Все еще не поднимаясь с земли, она вскинула голову и сквозь слезы увидела, как. Дрозд и двое других полицаев вытолкали его из сеней и начали грубо крутить за спину руки, связывая их веревкой — концом, прихваченным у Дрозда.
— Бобики! Будет и на вас веревка!
— Молчать, щенок!
Полицай, что в брюках навыпуск, коротко и сильно двинул его коленом в живот.
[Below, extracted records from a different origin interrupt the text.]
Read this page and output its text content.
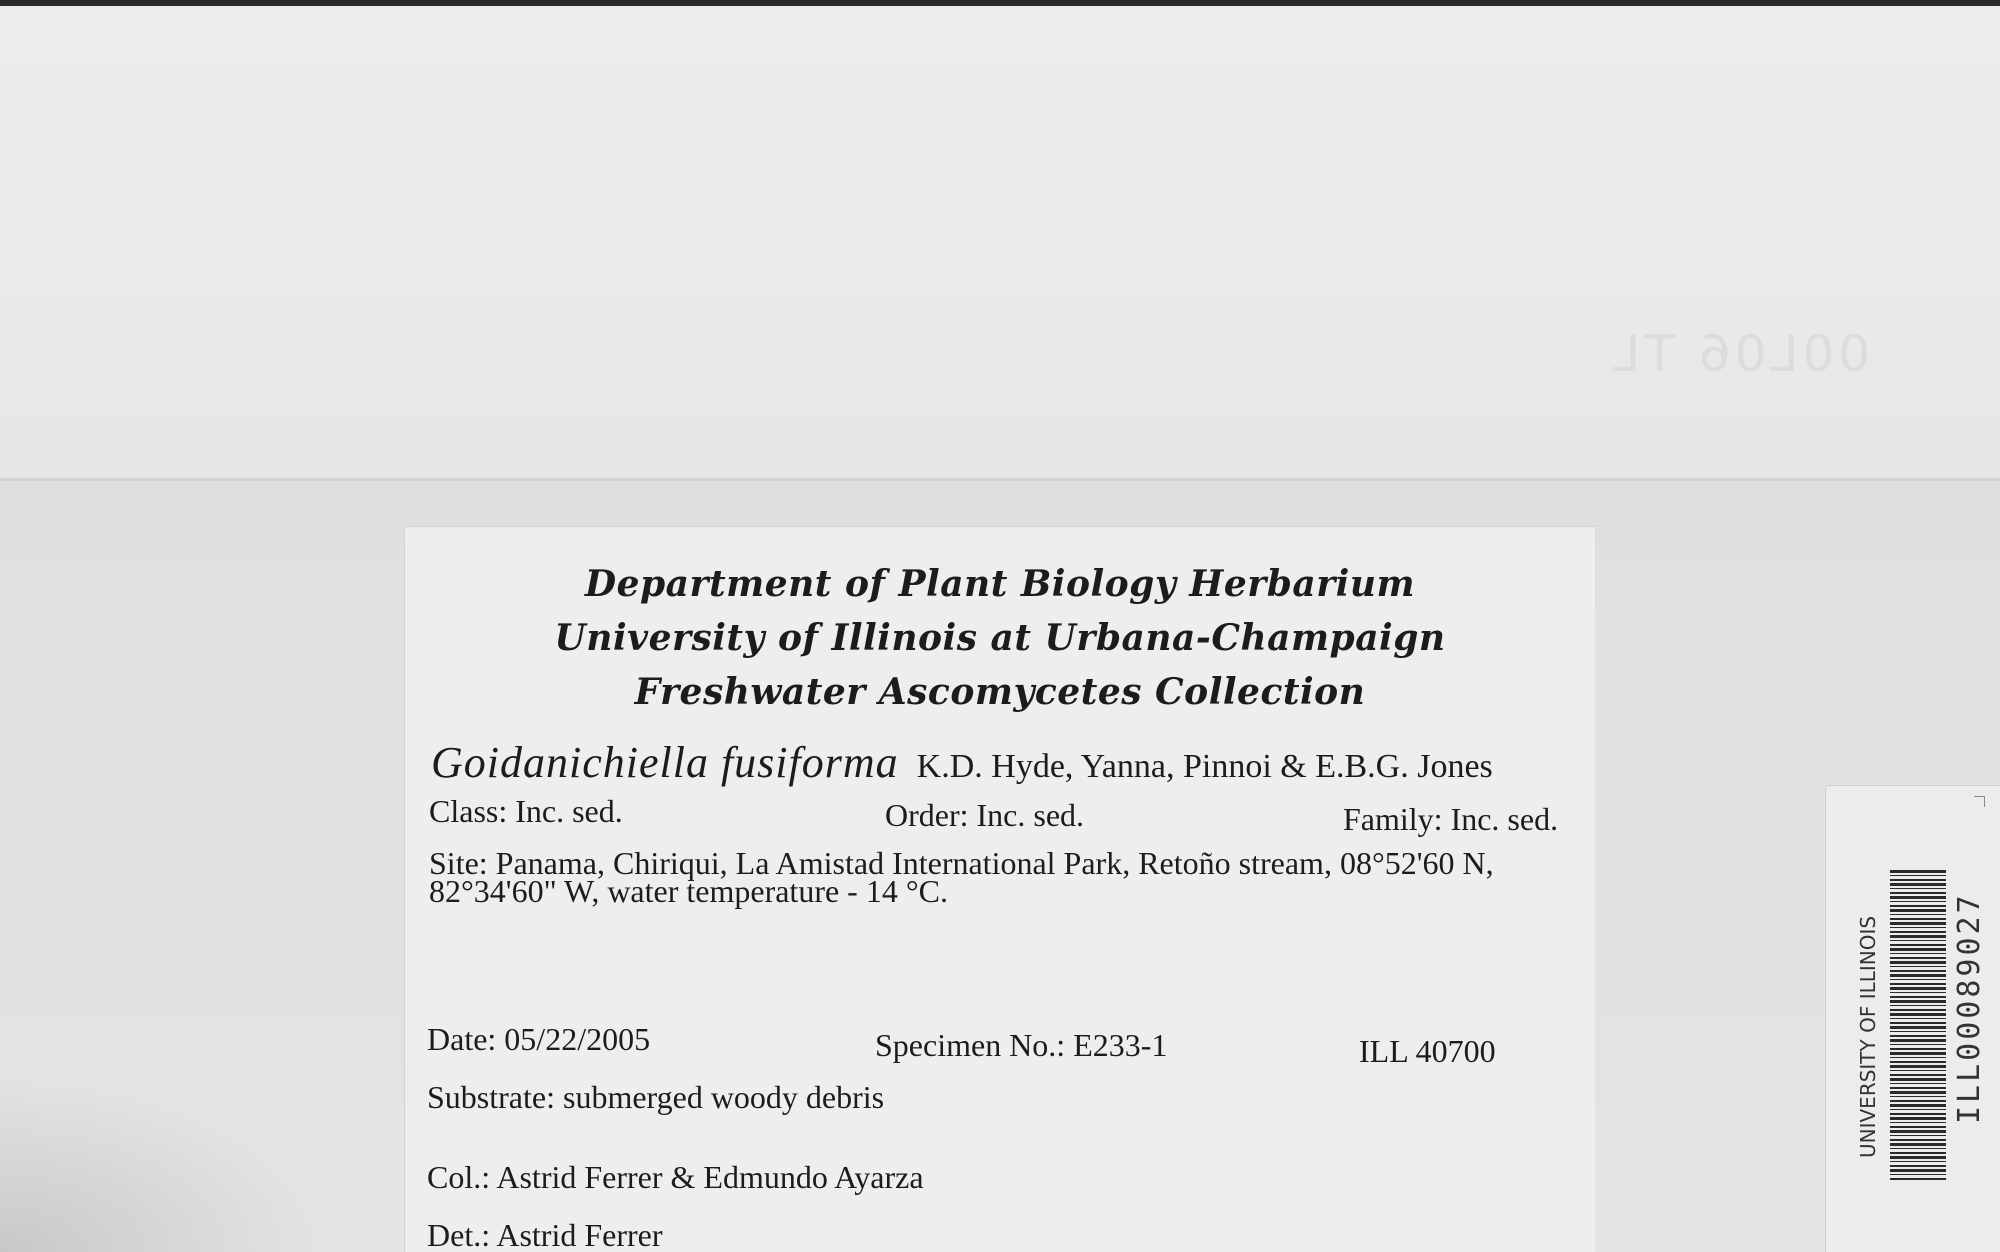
00L06 TL
Department of Plant Biology Herbarium
University of Illinois at Urbana-Champaign
Freshwater Ascomycetes Collection
Goidanichiella fusiforma K.D. Hyde, Yanna, Pinnoi & E.B.G. Jones
Class: Inc. sed.	Order: Inc. sed.	Family: Inc. sed.
Site: Panama, Chiriqui, La Amistad International Park, Retoño stream, 08°52'60 N,
82°34'60" W, water temperature - 14 °C.
Date: 05/22/2005	Specimen No.: E233-1	ILL 40700
Substrate: submerged woody debris
Col.: Astrid Ferrer & Edmundo Ayarza
Det.: Astrid Ferrer
UNIVERSITY OF ILLINOIS ILL00089027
Алесь пошатнулся, но устоял, и она, совершенно уже теряя над собой власть, вскричала:
— Сыночек!
Но он даже не взглянул в ее сторону, лицо его было исполнено гнева и твердости, он вскинул ногу в ботинке и ударил ею полицая.
— Смерть Гитлеру!
— Ах так, щенок!
Дрозд сильно толкнул его прикладом, и он неуклюже, со связанными руками, упал спиной на камень у порога. Она бросилась к Дрозду и, хватая его за ноги в пыльных, вонючих сапогах, пыталась остановить, не дать бить сына. Но эти ноги ударили и отбросили ее саму, она перевернулась, захлебываясь от боли в груди.
— Ах так, щенок! — сказал Дрозд. — К стенке его!
Те двое сильно рванули сына за связанные руки, размашисто отбросили к истрескавшимся бревнам стены, и Дрозд вскинул свой карабин. Она снова подхватилась с места и на этот раз метнулась к сыну, но над головой ее грохнуло, оглушило. Алесь неестественно напрягся, губа его с едва заметным светлым пушком раза два дернулась, и голова беспомощно упала на грудь. Он сполз спиной по стене и в неестественной, скрюченной позе застыл над завалинкой. Тогда она поняла, как непростительно глупо казнила их и себя тоже, схватила у порога первое, что ей попало на глаза, — хворостину, которой выгоняла по утрам корову, и с небывалым ожесточением набросилась на Дрозда.
— Что ты наделал! Ирод! Выродок!
Она метила ею по голове и лицу полицая, но тот вобрал голову в плечи, заслонился локтем, и она била по ненавистному, с полосатой повязкой локтю, по пилотке, пока Дрозд окованным тяжелым прикладом не отбросил ее к тыну.
— Прочь, гадовка!
Оглушенная, она зашлась от боли и смолкла. Полицай приволок с огорода распластанное тело Семки, бросил его на дворе, задыхаясь, откашлялся и полез в карман за махоркой.
— А здорово ты его — под дых! — одобрительно сказал Дрозд.
Полицейский зло матерно выругался.
— А что ж, туды т его враз! Не знал, от кого! У меня не утикеть.
Возбужденно ругаясь, они начали закуривать. Она корчилась под тыном, оглушенная, все видела, но почти уже ничего не замечала и ни на что не реагировала. Потом, когда несколько унялся болезненный гул в голове, поднялась сначала на колени, затем на свои босые, затекшие ноги, окинула полубезумным взглядом двор с недвижимыми телами ее сыновей. У нее уже очень немного осталось сил, она держалась за тын и, перебирая руками, обессиленно пошла к улице. Ее не останавливали и не кричали, да она и не прислушивалась уже ни к чему в этом свете, страх ее иссяк весь без остатка. Добредя до колодца, она бессильно упала животом на край ослизлого сруба и, увидев в его глубине далекий просвет, как за несбывшейся справедливостью, торопливо ринулась в темный, зыбкий проем.
1967 г.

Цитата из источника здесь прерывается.